Fortunately it wasn’t too hard to figure out how Pelican themes work, and hack together something more or less to my liking. What I ended up with was a hacky custom theme based around Bootstrap 2 and using Font Awesome 3 for icons. It might not have been too pretty, either under the hood or from a design point of view, but it looked more or less like I thought a blog should look, with all the common features I thought a modern blog (especially a technical blog) should have (sidebar, categories, tag cloud, decent navigation, etc). After much tinkering I got the theme to the point where I was happy enough to leave it alone and just write.

Then Bootstrap 3 was released.

Bootstrap 3 deliberately broke backward compatibility with Bootstrap 2.

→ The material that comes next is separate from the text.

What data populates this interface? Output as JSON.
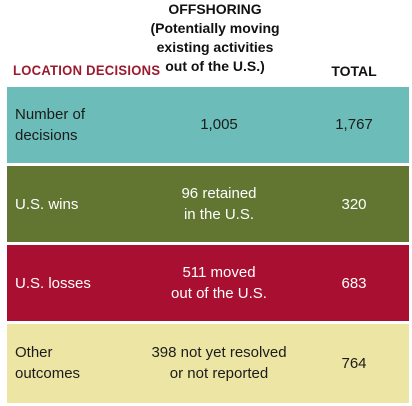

This meant a substantial amount of tinkering would be required to upgrade my custom theme. One of the downsides of tinkering, and why I initially resisted the urge to customise things. Because this is what tends to happen once you start tinkering with technology. Things change, things break, things need upgrading. These things take time. Time possibly better spent writing, which is after all the point of a blog (unless you’re an internet marketer).

But I resisted the urge to tinker, and stuck with my custom Bootstrap 2 theme for the time being.

Then Font Awesome 4 was released. It also broke compatibility with the previous version.

So eventually I decided to set aside some time to work on my hacky custom theme, and update if for both Bootstrap 3 and Font Awesome 4. While I was at it, I figured this would be a good time to clean things up a bit, and try to impose some order on my previously hacky ways.

The result is VoidyBootstrap.

A deliberately generic blog theme for Pelican based on Bootstrap 3, but designed to make it easy (or at least easier) to create a customised (and less generic) look and feel.

It’s a theme that I created when I should have been writing. A theme born of procrastination.

I’m not sure if that’s a sign of my lack of discipline, or testament to my geek cred.

It’s kind of ironic that I started this blog with every intention of just focusing on the writing part of blogging, but ended up spending a lot of time messing around with the blogging engine and front-end frameworks, and ended up creating a possibly over complicated blog theme in the process.

I’m not sure if there’s a moral of the story to be found in there somewhere. Or a point to all this rambling. Maybe it’s just that hackers are gonna hack.

Maybe it was naive of me to think that I would be able to blog without getting side tracked by blogging technology and themes. Maybe I should just accept the fact that as a geek, if I’m going to be blogging, I’m not just going to be writing — I’m inevitably going to be tinkering with technical things as well. Because that’s just me.

Perhaps is just the nature of the geek beast.

And perhaps if nothing else, it shows that amongst PHP’s many failings, it’s also useless as a psychological ploy to avoid procrastination.